Для того чтобы пользоваться ею, требовалось платить налог зерном. Начиная с того года, как Папаша Упрямец получил и начал обрабатывать свой участок, он год за годом уплачивал налог зерном, и так уже пятнадцать лет.

Зерно для налога нынешнего года вызревало на этой земле – как и во все прошлые года. И еще зерно, которое предназначалось для еды в течение всего будущего года, оно тоже росло тут. Так считал Папаша Упрямец до того момента, как шторм и наводнение нанесли неожиданный удар.

И вот теперь кукурузное поле представляло собой полный бардак, сгнившая циновка, да и только. Урожай, несомненно, будет намного меньше, но нельзя терять время и надо постараться не упустить то малое, что осталось, снизить ущерб до минимума, только это Папаша Упрямец и в силах был сделать, чем он, собственно, сейчас и занимался.

Так что он докурил сигарету, отпил несколько глотков воды и встал.

Он снова отправился на поле собирать кукурузу.

И хотя таких полей в долине было много, урожай собирал только Папаша Упрямец – со своего. Других семей и след простыл, будто им наплевать на свою кукурузу. А может, они все собрали за день-два, воспользовавшись тем, что людей в семье вдосталь и физических сил тоже хватает. Но он-то не мог так сделать, поскольку жил один, да и к тому же был стар. И хотя он силы трудиться у него оставались, но работал он явно намного медленнее. Поэтому и приходил на поле пораньше – как говорится, «неловкая птица должна взлетать раньше остальных», «старая кляча медленно, но верно преодолеет дорогу за десять дней», «хромая черепаха пройдет тысячу ли», «маленькие муравьи смогут перенести дом».

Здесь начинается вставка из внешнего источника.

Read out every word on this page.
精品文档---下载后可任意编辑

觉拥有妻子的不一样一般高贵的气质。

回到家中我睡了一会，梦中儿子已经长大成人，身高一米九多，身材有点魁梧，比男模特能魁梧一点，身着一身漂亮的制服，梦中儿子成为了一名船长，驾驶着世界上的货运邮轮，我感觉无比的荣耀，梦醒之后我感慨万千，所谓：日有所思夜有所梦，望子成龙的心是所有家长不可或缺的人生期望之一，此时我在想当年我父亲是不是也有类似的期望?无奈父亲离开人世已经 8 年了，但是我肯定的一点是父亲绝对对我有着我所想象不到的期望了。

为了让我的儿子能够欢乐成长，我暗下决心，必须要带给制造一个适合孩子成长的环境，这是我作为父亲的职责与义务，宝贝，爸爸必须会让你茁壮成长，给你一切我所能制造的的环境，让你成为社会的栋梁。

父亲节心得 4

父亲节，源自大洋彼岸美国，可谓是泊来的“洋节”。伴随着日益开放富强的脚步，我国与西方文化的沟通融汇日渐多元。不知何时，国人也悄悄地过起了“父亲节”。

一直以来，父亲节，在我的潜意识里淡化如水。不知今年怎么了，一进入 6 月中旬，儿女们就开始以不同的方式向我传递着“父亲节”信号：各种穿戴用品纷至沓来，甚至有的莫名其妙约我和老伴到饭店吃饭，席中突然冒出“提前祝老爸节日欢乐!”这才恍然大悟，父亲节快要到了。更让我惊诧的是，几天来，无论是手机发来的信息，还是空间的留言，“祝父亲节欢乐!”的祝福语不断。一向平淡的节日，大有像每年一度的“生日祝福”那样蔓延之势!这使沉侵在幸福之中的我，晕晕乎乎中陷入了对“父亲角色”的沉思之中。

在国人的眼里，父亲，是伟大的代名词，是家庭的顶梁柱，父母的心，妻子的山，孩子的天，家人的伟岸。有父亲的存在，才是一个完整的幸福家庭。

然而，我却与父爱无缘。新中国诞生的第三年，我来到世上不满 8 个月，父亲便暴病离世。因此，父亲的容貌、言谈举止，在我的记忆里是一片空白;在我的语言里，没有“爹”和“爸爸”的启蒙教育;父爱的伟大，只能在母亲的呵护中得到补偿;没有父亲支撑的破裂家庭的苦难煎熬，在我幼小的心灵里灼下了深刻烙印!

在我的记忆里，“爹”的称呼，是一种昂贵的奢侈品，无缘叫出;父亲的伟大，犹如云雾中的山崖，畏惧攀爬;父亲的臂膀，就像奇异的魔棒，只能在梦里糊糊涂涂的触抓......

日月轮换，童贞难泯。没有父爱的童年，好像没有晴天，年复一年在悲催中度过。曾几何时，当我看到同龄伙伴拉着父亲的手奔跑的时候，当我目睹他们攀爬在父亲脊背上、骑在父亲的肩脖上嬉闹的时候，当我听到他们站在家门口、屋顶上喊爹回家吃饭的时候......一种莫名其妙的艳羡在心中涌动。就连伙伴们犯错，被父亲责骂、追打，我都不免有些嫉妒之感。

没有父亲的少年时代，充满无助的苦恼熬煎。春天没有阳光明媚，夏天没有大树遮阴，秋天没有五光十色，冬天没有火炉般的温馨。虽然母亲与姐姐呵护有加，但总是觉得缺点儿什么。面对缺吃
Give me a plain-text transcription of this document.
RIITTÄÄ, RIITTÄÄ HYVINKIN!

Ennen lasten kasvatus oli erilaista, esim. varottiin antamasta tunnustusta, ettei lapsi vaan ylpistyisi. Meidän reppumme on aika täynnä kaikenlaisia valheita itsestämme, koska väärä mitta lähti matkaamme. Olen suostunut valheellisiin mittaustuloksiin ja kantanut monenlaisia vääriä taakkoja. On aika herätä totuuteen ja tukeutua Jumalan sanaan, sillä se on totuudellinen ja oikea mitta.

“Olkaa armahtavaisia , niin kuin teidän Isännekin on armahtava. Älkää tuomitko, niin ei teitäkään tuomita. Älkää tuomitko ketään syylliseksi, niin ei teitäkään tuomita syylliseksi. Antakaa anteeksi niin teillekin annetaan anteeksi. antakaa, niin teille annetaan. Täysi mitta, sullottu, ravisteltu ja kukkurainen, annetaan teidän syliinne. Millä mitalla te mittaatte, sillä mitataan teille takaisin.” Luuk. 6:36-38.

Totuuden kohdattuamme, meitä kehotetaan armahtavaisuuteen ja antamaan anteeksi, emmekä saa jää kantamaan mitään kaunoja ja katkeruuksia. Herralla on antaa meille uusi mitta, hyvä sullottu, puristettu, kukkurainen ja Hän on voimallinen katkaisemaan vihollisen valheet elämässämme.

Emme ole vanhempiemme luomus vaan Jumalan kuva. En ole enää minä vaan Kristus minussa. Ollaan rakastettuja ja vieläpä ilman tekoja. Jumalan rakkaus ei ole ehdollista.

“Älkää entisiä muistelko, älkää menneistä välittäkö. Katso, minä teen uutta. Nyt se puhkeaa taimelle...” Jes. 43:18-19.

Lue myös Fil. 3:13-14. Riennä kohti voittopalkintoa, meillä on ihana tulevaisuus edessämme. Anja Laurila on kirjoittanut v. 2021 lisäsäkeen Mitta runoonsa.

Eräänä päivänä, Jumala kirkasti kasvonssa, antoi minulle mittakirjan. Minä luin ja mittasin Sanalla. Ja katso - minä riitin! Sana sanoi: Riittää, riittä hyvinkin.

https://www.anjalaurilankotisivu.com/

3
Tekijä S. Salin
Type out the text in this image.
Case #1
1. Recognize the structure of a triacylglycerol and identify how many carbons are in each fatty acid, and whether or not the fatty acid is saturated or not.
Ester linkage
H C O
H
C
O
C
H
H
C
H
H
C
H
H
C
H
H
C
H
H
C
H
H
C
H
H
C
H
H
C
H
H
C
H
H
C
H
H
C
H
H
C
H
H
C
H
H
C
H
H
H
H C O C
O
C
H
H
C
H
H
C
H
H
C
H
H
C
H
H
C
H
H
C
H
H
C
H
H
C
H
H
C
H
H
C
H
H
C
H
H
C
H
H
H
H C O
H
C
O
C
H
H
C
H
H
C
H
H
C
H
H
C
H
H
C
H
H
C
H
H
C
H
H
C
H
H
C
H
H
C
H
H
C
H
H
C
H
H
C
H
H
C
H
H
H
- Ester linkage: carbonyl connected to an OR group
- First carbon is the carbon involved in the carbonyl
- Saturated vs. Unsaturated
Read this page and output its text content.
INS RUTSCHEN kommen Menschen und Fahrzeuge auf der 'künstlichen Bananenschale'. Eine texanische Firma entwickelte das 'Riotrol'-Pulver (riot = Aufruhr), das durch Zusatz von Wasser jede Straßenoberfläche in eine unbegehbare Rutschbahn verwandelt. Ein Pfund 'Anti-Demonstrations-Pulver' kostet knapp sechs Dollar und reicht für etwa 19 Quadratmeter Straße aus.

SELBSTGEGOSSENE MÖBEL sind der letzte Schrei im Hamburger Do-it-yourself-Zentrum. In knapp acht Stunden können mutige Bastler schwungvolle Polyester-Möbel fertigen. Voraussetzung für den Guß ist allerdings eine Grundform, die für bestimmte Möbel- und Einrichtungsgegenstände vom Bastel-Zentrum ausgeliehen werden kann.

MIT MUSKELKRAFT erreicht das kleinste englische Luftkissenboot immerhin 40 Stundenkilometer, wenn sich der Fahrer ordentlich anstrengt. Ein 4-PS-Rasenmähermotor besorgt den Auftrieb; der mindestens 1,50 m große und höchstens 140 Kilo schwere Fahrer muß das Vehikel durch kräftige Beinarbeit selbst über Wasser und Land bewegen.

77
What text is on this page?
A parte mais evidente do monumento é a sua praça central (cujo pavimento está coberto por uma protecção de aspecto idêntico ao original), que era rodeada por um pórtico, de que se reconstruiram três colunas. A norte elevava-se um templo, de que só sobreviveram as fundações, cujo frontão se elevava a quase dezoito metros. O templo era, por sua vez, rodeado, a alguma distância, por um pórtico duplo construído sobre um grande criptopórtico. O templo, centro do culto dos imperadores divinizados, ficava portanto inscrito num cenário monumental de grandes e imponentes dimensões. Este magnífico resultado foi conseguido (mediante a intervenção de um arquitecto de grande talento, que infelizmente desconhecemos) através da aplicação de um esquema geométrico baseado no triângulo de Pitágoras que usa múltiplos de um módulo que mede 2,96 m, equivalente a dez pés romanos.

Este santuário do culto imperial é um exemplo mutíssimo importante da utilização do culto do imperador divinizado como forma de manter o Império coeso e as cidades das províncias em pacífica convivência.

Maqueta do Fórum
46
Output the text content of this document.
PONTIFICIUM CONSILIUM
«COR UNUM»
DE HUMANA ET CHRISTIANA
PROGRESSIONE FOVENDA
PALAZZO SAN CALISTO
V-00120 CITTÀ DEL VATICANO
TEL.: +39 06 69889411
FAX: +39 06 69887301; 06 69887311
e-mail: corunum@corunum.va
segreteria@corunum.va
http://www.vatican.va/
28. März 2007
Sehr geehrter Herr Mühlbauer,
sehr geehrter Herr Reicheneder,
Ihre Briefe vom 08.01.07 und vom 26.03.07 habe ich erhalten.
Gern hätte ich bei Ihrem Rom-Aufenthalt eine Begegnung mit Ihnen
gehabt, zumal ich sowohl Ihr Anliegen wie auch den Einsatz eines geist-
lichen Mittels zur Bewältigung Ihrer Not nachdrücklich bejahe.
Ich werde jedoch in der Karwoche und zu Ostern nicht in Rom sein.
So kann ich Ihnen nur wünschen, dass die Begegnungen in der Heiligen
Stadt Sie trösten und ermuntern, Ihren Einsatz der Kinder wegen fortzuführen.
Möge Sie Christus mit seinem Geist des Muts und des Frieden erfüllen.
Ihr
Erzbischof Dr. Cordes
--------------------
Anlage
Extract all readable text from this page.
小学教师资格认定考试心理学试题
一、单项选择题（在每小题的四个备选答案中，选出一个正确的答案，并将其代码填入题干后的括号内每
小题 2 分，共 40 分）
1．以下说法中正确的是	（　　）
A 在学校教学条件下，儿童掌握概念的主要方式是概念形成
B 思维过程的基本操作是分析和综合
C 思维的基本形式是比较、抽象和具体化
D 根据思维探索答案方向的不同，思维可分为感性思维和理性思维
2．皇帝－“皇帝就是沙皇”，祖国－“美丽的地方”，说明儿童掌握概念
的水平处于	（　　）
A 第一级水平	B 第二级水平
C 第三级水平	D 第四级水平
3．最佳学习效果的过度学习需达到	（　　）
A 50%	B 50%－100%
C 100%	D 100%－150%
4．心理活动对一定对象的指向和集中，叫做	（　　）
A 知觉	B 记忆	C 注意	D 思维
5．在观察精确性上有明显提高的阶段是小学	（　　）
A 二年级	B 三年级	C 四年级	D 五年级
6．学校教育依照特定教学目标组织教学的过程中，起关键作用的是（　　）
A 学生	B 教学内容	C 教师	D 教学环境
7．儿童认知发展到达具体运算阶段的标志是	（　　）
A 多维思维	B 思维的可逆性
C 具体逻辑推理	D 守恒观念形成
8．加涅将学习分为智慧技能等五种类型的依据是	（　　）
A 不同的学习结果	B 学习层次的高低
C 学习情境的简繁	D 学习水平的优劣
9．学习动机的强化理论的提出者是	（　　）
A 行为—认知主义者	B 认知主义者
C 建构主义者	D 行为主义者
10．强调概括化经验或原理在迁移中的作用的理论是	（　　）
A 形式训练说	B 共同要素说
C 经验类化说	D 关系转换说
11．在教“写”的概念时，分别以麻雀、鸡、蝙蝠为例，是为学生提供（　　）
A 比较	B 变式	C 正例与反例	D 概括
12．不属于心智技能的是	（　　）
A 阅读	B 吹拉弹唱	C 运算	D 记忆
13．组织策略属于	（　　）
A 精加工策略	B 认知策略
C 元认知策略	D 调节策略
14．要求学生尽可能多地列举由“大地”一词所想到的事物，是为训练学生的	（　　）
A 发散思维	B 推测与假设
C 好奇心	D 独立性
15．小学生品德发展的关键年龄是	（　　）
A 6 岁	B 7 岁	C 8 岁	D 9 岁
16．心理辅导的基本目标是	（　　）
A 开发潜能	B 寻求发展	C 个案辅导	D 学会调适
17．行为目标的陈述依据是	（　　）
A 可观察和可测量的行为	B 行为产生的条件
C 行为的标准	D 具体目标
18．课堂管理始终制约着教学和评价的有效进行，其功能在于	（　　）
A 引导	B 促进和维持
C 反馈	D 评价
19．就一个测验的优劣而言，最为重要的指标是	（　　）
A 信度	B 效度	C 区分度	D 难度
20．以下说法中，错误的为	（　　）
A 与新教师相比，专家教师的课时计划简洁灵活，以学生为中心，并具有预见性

По дороге, ведущей из долины в деревню, шагал Папаша Упрямец. Он тянул телегу, в которой лежали четыре корзины с кукурузой. Для других она, может быть, была не так уж и важна, но для Папаши Упрямца эта кукуруза обладала особой ценностью. У него не было быка, он сам как старый бык тащил за собой повозку, медленно, не спеша, ненамного быстрее улитки или черепахи. Колеса телеги начали вращение свое, когда солнце только начинало клониться к западу, а когда Папаша Упрямец остановился, пройдя одну милю, уже полностью стемнело.

Так он проработал от рассвета до заката четыре дня.

В тот последний день вся кукуруза с участка в восемь фэней была собрана. Примерно шестнадцать коробок початков с листьями были свалены на полу в средней комнате, они громоздились, как небольшие горы.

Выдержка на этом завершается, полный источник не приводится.